Segundo ele, o que aconteceu é que, há alguns anos, os conservadores foram bem-sucedidos em migrar o debate público para essa chave moral e com isso avançaram politicamente com uma agenda preconceituosa e punitiva. “A esquerda, ao meu ver, não entendeu ainda essa mudança que altera os termos do campo discursivo e exige que reorientemos a nossa retórica, só que numa moralidade oposta, compreensiva e tolerante”, explicou Ortellado.
Após a confirmação desse cenário nada otimista para as lutas progressistas no legislativo, muitos começaram a se perguntar qual teria sido, afinal de contas, o saldo das “jornadas de junho” em 2013. O desejo difuso de mudança manifestada nas ruas, para muitos, atrapalhou um possível avanço progressista.
O irmão Marcelo Barros entende que o recado de mudanças das ruas chegou às urnas, mas não houve a preocupação de mudar para melhor. Thiago Pará, do Levante, considerou frágeis as referências políticas e organizativas dos envolvidos, mas reconheceu que elas abriram uma nova conjuntura para as lutas sociais.
A importância da reforma política
Na outra ponta da corda, cresceu muito pouco a representatividade das mulheres, negros e indígenas na política nacional. De acordo com estudo do professor da UERJ Luis Augusto Campos, 71% dos deputados eleitos se declararam homens e brancos para o Tribunal Superior Eleitoral (TSE), 15% são pardos e 3,5% pretos. As mulheres representarão quase 10% da Câmara. Somente 1,6% delas são pardas e 0,6% pretas.

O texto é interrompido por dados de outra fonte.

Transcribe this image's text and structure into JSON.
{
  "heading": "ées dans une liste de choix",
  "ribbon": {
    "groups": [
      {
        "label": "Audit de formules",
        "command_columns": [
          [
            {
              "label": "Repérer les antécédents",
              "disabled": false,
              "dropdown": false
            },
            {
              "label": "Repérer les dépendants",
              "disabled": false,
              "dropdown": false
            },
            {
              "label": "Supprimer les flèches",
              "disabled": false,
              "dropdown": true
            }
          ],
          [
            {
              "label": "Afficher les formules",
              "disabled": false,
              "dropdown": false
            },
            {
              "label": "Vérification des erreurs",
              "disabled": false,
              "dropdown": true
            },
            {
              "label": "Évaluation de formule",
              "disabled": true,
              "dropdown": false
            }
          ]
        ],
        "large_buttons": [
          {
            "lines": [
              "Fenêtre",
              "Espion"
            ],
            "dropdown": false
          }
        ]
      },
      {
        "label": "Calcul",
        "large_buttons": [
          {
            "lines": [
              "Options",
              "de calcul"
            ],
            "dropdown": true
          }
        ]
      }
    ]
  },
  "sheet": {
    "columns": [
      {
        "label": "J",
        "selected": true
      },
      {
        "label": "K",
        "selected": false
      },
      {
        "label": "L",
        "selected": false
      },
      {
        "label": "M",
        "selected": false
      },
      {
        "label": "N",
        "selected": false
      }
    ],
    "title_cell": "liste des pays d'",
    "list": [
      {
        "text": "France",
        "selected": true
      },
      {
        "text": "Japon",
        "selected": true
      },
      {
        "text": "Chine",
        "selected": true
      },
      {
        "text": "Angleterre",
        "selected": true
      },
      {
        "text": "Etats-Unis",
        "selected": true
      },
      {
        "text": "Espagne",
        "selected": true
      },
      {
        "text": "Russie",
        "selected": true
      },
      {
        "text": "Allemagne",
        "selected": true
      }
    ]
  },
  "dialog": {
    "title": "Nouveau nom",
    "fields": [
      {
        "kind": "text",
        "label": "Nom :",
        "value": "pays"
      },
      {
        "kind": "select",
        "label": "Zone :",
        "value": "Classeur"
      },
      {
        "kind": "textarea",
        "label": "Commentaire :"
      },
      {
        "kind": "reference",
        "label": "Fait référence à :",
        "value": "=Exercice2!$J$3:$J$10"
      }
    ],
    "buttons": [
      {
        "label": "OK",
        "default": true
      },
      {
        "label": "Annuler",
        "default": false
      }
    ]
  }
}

A única forma de corrigir essa diferença, de acordo com Nalu Farias, seria que se convocasse um plebiscito pela Constituinte exclusiva para a reforma política, proposta que já foi encampada por dezenas de movimentos e contou com mais de 7 milhões de votos favoráveis.
“Precisamos de um sistema que garanta a inversão da representação hoje, ainda muito marcada pelos privilégios econômicos e de exclusão da classe trabalhadora e de setores comprometidos com as mudanças. Mas também consideramos que nessa representação deverá incluir as mulheres, os negros/as, jovens, indígenas, camponeses”, disse.
Além da desigualdade econômica, a falta de espaço na mídia também alerta os movimentos para a importância da democratização da imprensa no Brasil. Para Thiago Pará, a falta de democracia no processo eleitoral brasileiro transfere a decisão para a grande mídia e os empresários, e acaba favorecendo a eleição de congressistas com perfil conservador.